Ondine is a seafood-forward modern restaurant on 10 Petite Rue des Dentelles in central Strasbourg, run by chef Jake Hassal. It holds a Michelin Plate for 2024 and 2025 and an OAD Casual Europe recommendation, which together signal consistent kitchen quality without the rigidity of a full Michelin-starred format. First-timers should come expecting a focused, seafood-led menu at €€€ pricing — this is not an all-day brasserie or a trad Alsatian winstub.
Ondine's OAD Casual Europe designation is the clearest guide available: dress neatly, but this is not a black-tie room. A clean, put-together outfit is appropriate — think collared shirt or equivalent rather than a jacket-required standard. Nothing in the venue record suggests a formal dress code is enforced.

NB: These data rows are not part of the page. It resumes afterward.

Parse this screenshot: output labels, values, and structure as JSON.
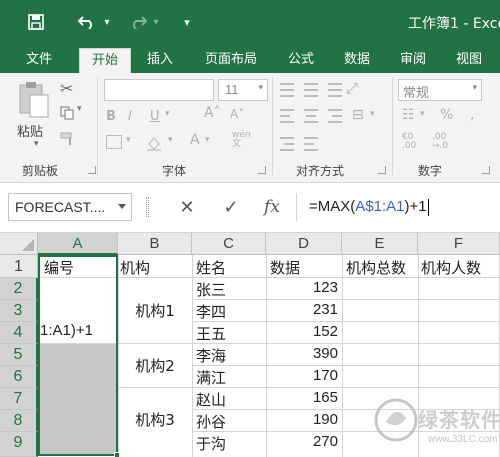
{
  "titlebar": {
    "title": "工作簿1 - Exce",
    "save_icon": "save-icon",
    "undo_icon": "undo-icon",
    "redo_icon": "redo-icon"
  },
  "tabs": [
    "文件",
    "开始",
    "插入",
    "页面布局",
    "公式",
    "数据",
    "审阅",
    "视图"
  ],
  "active_tab": "开始",
  "ribbon": {
    "paste_label": "粘贴",
    "font_size": "11",
    "number_format": "常规",
    "groups": [
      "剪贴板",
      "字体",
      "对齐方式",
      "数字"
    ]
  },
  "formula_bar": {
    "name_box": "FORECAST....",
    "cancel_glyph": "✕",
    "enter_glyph": "✓",
    "fx_label": "fx",
    "formula_prefix": "=MAX(",
    "formula_ref": "A$1:A1",
    "formula_suffix": ")+1"
  },
  "sheet": {
    "columns": [
      "A",
      "B",
      "C",
      "D",
      "E",
      "F"
    ],
    "rows": [
      "1",
      "2",
      "3",
      "4",
      "5",
      "6",
      "7",
      "8",
      "9"
    ],
    "header_cells": {
      "A1": "编号",
      "B1": "机构",
      "C1": "姓名",
      "D1": "数据",
      "E1": "机构总数",
      "F1": "机构人数"
    },
    "editing_cell_text": "1:A1)+1",
    "groups": [
      {
        "org": "机构1",
        "members": [
          {
            "name": "张三",
            "value": "123"
          },
          {
            "name": "李四",
            "value": "231"
          },
          {
            "name": "王五",
            "value": "152"
          }
        ]
      },
      {
        "org": "机构2",
        "members": [
          {
            "name": "李海",
            "value": "390"
          },
          {
            "name": "满江",
            "value": "170"
          }
        ]
      },
      {
        "org": "机构3",
        "members": [
          {
            "name": "赵山",
            "value": "165"
          },
          {
            "name": "孙谷",
            "value": "190"
          },
          {
            "name": "于沟",
            "value": "270"
          }
        ]
      }
    ]
  },
  "watermark": {
    "main": "绿茶软件园",
    "url": "www.33LC.com"
  }
}
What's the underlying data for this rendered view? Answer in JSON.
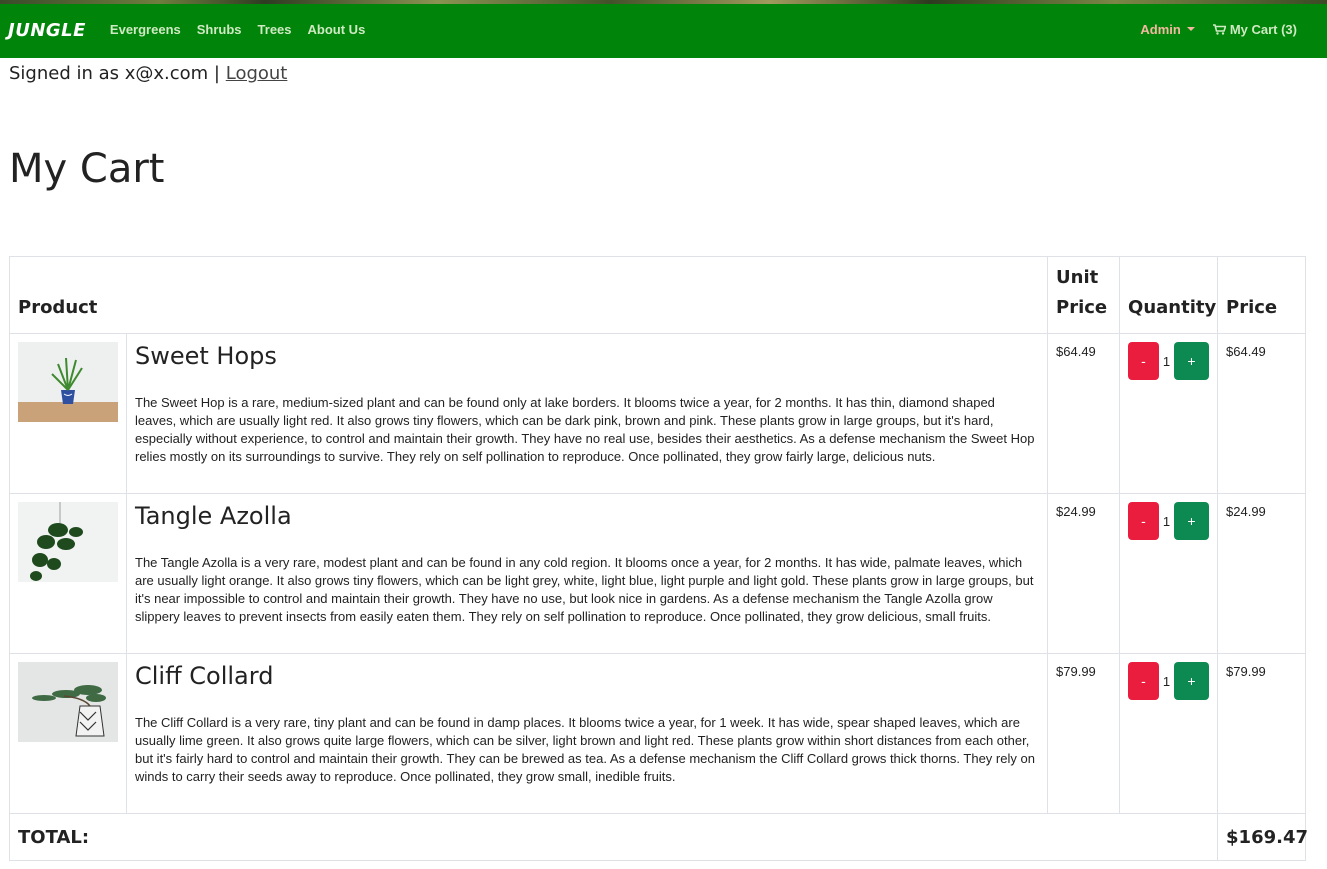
{
  "nav": {
    "brand": "JUNGLE",
    "links": [
      "Evergreens",
      "Shrubs",
      "Trees",
      "About Us"
    ],
    "admin_label": "Admin",
    "cart_label": "My Cart (3)"
  },
  "session": {
    "signed_in_text": "Signed in as x@x.com |",
    "logout_label": "Logout"
  },
  "page": {
    "title": "My Cart"
  },
  "table": {
    "headers": {
      "product": "Product",
      "unit_price": "Unit Price",
      "quantity": "Quantity",
      "price": "Price"
    },
    "rows": [
      {
        "name": "Sweet Hops",
        "description": "The Sweet Hop is a rare, medium-sized plant and can be found only at lake borders. It blooms twice a year, for 2 months. It has thin, diamond shaped leaves, which are usually light red. It also grows tiny flowers, which can be dark pink, brown and pink. These plants grow in large groups, but it's hard, especially without experience, to control and maintain their growth. They have no real use, besides their aesthetics. As a defense mechanism the Sweet Hop relies mostly on its surroundings to survive. They rely on self pollination to reproduce. Once pollinated, they grow fairly large, delicious nuts.",
        "unit_price": "$64.49",
        "quantity": "1",
        "price": "$64.49",
        "minus": "-",
        "plus": "+"
      },
      {
        "name": "Tangle Azolla",
        "description": "The Tangle Azolla is a very rare, modest plant and can be found in any cold region. It blooms once a year, for 2 months. It has wide, palmate leaves, which are usually light orange. It also grows tiny flowers, which can be light grey, white, light blue, light purple and light gold. These plants grow in large groups, but it's near impossible to control and maintain their growth. They have no use, but look nice in gardens. As a defense mechanism the Tangle Azolla grow slippery leaves to prevent insects from easily eaten them. They rely on self pollination to reproduce. Once pollinated, they grow delicious, small fruits.",
        "unit_price": "$24.99",
        "quantity": "1",
        "price": "$24.99",
        "minus": "-",
        "plus": "+"
      },
      {
        "name": "Cliff Collard",
        "description": "The Cliff Collard is a very rare, tiny plant and can be found in damp places. It blooms twice a year, for 1 week. It has wide, spear shaped leaves, which are usually lime green. It also grows quite large flowers, which can be silver, light brown and light red. These plants grow within short distances from each other, but it's fairly hard to control and maintain their growth. They can be brewed as tea. As a defense mechanism the Cliff Collard grows thick thorns. They rely on winds to carry their seeds away to reproduce. Once pollinated, they grow small, inedible fruits.",
        "unit_price": "$79.99",
        "quantity": "1",
        "price": "$79.99",
        "minus": "-",
        "plus": "+"
      }
    ],
    "total_label": "TOTAL:",
    "total_value": "$169.47"
  },
  "colors": {
    "navbar": "#008409",
    "minus_button": "#ea1d3e",
    "plus_button": "#0d8a52",
    "admin_link": "#f5b8a0"
  }
}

Bar or counter seating is not documented in the available venue data. Given the Casual Europe positioning and the central Strasbourg address, there may be informal seating options, but it is worth confirming directly with the restaurant before arriving with that expectation.
Yes, for seafood-focused diners. Two consecutive Michelin Plate recognitions and an OAD Casual Europe recommendation at €€€ pricing puts Ondine in a value-positive bracket for Strasbourg — you are paying below starred-restaurant territory for a kitchen that has earned repeat external validation. If you want Alsatian classics or meat-forward cooking, look elsewhere; the menu is built around the sea.
Au Crocodile is the city's prestige option — two Michelin stars and a longer legacy, but a higher price point and a more formal format. 1741 offers a tasting-menu structure in a historic setting if you want a set-course experience. de:ja skews more contemporary and creative if you want to move away from seafood. Au Pont Corbeau is the right call if you want traditional Alsatian winstub cooking at a lower price point.
Group capacity is not specified in the venue data. Given the central Strasbourg location and the casual-leaning positioning, small groups of 4–6 should be manageable, but larger parties should check the venue's official channels to confirm availability and configuration before booking.
The OAD Casual Europe classification and the relaxed format make Ondine a reasonable solo option — you are not walking into a stiff, couples-only room. Whether bar or counter seating is available for solo diners is unconfirmed, so call ahead if that matters to your experience.
Keep this venue in your Pearl passport, rate it after you visit, and track it alongside every other place you collect.